An autonomous system (AS) is a single network or group of networks that is controlled by a common system administration group and using a single, clearly defined protocol. In many cases, virtual private networks (VPNs) extend to different ASes in different geographical areas. Some VPNs must extend across multiple service providers; these VPNs are called overlapping VPNs. The connection between ASes must be seamless to the customer, regardless of the complexity or location of the VPNs.

Nexus 9508 series switches support the following InterAS options:

• InterAS option A - In an interAS option A network, autonomous system border router (ASBR) peers are connected by multiple subinterfaces with at least one interface VPN that spans the two ASes. These ASBRs associate each subinterface with a VPN routing and forwarding (VRF) instance and a BGP session to signal unlabeled IP prefixes. As a result, traffic between the back-to-back VRFs is IP. In this scenario, the VPNs are isolated from each other and, because the traffic is IP Quality of Service (QoS) mechanisms that operate on the IP traffic can be maintained. The downside of this configuration is that one BGP session is required for each subinterface (and at least one subinterface is required for each VPN), which causes scalability concerns as the network grows.

• InterAS option B - In an interAS option B network, ASBR ports are connected by one or more subinterfaces that are enabled to receive MPLS traffic. A Multiprotocol Border Gateway Router (MP-BGP) session distributes labeled VPN prefixes between the ASBRs. As a result, the traffic that flows between the ASBRs is labeled. The downside of this configuration is that, because the traffic is MPLS, QoS mechanisms that are applied only to IP traffic cannot be carried and the VRFs cannot be isolated. InterAS option B provides better scalability than option A because it requires only one BGP session to exchange all VPN prefixes between the ASBRs. Also, this feature provides nonstop forwarding (NSF) and Graceful Restart. The ASBRs must be directly connected in this option.

Some functions of option B are noted below:

• You can have an IBGP VPNv4/v6 session between Nexus 9508 series switches within an AS and you can have an EBGP VPNv4/v6 session between data center edge routers and WAN routers.

• There is no requirement for a per VRF IBGP session between data center edge routers, like in the lite version.

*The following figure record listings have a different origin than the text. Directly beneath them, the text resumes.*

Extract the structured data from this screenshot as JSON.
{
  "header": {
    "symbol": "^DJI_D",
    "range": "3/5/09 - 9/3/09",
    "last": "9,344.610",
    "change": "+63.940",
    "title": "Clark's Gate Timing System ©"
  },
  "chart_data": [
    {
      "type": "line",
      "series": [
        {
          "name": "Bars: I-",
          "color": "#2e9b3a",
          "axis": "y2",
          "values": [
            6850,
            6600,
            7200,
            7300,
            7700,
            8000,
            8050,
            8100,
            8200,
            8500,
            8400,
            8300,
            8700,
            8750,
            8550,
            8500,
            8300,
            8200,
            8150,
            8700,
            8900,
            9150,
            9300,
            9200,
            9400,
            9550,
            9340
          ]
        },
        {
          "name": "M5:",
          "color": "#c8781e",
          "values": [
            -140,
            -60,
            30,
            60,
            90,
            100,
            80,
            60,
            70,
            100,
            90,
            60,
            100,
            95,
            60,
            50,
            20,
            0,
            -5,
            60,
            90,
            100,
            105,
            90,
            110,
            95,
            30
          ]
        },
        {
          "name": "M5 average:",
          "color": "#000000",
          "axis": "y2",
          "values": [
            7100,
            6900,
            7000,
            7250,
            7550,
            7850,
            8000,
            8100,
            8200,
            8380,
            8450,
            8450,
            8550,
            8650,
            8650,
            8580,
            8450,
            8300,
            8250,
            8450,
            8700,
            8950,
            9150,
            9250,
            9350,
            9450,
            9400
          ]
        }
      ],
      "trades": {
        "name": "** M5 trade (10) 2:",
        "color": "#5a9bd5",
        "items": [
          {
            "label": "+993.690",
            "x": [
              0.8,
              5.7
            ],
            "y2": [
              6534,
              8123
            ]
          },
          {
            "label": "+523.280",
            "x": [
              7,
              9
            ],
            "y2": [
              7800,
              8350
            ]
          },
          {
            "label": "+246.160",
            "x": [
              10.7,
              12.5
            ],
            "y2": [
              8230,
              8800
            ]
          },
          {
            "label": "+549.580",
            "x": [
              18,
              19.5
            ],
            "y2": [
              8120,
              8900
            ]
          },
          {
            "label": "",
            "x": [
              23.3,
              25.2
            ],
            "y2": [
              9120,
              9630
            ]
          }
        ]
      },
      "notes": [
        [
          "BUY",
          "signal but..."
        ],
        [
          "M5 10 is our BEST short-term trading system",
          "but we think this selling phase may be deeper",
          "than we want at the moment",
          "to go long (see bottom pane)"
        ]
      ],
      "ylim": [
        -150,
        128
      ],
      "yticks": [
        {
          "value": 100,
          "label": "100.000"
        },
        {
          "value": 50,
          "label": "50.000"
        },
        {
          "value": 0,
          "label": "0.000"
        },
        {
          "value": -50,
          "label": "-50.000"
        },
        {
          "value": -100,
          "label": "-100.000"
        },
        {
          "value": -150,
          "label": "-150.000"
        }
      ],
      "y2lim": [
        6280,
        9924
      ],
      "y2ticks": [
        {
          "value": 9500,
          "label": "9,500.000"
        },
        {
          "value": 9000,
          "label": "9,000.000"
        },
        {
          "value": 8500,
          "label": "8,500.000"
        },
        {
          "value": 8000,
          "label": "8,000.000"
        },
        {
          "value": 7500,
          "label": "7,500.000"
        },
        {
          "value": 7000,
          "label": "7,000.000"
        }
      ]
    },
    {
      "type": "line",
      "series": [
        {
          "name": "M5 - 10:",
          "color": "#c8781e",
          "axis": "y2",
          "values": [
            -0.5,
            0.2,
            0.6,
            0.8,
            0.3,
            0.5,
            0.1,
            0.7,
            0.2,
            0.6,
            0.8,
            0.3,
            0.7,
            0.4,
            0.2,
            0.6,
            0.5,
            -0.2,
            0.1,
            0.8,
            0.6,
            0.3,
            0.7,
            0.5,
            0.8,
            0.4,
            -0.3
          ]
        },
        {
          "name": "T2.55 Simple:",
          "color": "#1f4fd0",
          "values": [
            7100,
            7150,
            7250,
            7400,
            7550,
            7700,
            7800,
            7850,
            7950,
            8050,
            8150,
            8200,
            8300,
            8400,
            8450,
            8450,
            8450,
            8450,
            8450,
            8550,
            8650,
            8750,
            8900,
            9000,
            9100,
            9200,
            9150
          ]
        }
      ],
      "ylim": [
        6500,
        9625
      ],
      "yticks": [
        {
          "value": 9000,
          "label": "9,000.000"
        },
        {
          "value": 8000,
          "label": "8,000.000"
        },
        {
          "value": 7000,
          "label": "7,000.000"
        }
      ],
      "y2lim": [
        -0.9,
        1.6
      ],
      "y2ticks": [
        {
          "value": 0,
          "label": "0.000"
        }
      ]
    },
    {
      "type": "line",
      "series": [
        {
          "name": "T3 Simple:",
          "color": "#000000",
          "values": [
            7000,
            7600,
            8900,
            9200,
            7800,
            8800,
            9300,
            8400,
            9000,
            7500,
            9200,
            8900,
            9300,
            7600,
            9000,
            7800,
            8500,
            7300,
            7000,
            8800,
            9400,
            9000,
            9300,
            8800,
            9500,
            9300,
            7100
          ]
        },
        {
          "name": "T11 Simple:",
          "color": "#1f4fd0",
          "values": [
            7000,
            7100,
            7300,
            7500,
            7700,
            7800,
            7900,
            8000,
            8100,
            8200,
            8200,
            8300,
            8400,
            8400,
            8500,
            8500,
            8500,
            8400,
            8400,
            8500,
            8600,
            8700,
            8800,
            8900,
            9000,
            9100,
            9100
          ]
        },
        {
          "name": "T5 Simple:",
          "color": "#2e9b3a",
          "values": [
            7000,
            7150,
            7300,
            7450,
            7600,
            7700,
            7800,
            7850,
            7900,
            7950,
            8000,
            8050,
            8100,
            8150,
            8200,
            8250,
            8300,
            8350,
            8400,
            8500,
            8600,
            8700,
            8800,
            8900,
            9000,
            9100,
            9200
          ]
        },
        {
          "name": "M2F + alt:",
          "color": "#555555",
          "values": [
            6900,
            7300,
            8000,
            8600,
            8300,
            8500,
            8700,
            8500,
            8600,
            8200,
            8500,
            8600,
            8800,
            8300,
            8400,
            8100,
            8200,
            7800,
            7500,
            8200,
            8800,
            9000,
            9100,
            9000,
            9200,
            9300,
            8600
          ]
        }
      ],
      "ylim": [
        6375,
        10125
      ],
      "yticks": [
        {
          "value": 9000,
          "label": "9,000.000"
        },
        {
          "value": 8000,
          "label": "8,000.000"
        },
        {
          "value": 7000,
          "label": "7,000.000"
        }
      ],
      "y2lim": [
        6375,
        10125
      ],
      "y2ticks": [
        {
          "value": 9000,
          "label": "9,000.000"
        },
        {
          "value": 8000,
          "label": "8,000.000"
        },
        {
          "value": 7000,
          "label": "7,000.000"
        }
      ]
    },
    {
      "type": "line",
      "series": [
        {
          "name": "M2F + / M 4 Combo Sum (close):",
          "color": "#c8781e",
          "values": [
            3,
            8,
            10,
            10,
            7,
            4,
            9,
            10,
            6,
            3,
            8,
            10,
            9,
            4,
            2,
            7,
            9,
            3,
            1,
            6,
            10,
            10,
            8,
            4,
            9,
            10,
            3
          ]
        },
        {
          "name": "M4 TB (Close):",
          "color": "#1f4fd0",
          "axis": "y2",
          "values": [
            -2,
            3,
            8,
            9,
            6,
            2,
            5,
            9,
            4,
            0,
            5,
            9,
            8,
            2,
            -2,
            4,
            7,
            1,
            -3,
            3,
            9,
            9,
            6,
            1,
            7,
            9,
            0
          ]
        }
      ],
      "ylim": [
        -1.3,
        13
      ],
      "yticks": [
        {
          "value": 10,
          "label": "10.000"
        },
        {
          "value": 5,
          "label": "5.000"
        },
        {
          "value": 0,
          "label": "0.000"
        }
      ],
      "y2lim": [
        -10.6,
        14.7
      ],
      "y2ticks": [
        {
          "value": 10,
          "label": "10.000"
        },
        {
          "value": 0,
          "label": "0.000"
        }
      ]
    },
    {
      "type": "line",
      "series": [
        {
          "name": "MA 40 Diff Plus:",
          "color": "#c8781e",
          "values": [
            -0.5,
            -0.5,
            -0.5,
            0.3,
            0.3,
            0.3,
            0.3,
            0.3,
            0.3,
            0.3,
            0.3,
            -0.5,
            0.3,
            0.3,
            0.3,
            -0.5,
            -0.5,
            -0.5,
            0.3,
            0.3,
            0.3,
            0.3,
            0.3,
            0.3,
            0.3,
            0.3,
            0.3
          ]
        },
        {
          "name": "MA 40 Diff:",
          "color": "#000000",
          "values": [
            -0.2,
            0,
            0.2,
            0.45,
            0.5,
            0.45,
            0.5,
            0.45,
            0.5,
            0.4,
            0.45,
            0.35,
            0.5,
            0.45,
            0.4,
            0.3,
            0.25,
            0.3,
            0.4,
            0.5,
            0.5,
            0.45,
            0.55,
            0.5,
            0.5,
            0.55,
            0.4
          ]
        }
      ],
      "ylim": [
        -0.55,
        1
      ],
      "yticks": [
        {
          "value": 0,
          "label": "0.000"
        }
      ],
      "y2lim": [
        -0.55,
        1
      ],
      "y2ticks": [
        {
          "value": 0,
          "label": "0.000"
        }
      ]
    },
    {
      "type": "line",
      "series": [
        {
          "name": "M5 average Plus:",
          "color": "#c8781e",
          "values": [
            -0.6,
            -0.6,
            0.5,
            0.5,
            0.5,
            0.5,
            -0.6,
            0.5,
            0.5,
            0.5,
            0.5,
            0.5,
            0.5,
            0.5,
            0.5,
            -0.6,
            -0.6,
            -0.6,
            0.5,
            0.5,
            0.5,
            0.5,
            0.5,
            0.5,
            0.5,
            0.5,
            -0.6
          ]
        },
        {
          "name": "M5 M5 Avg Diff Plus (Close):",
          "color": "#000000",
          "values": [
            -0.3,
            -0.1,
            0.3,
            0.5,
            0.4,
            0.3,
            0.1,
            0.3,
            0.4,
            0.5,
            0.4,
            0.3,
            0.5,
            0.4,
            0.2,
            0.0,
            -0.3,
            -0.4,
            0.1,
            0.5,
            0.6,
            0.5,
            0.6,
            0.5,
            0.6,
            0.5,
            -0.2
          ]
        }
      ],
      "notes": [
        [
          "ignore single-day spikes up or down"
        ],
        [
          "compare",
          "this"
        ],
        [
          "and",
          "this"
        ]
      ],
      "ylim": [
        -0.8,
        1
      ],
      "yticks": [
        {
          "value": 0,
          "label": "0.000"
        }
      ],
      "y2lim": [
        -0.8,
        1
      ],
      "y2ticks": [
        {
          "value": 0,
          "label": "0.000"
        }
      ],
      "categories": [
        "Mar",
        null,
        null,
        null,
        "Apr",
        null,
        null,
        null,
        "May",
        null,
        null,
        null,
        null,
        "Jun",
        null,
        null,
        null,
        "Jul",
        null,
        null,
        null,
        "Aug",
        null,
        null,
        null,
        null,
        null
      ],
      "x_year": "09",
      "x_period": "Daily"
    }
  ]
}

• – LDP distributes IGP labels between ASBRs.

• InterAS option B (with BGP-3107 or RFC 3107 implementation)

• You can have an IBGP VPNv4/v6 implementation between Nexus 9508 switches within an AS and you can have an EBGP VPNv4/v6 session between data center edge routers and WAN routers.

• BGP-3107 enables BGP packets to carry label information without using LDP between ASBRs.

• The label mapping information for a particular route is piggybacked in the same BGP update message that is used to distribute the route itself.

• When BGP is used to distribute a particular route, it also distributes an MPLS label which is mapped to that route. Many ISPs prefer this method of configuration since it ensures complete IGP isolation between the data centers.

• InterAS option B lite – Support for the InterAS option B feature is restricted in the Cisco NX-OS 6.2(2) release. Details are noted in the Configuring InterAS Option B (lite version) section.

InterAS Option B has the following guidelines and limitations:

• InterAS option B is not supported with BGP confederation AS.

• InterAS option B is supported on Cisco Nexus 9500 platform switches with -R line cards.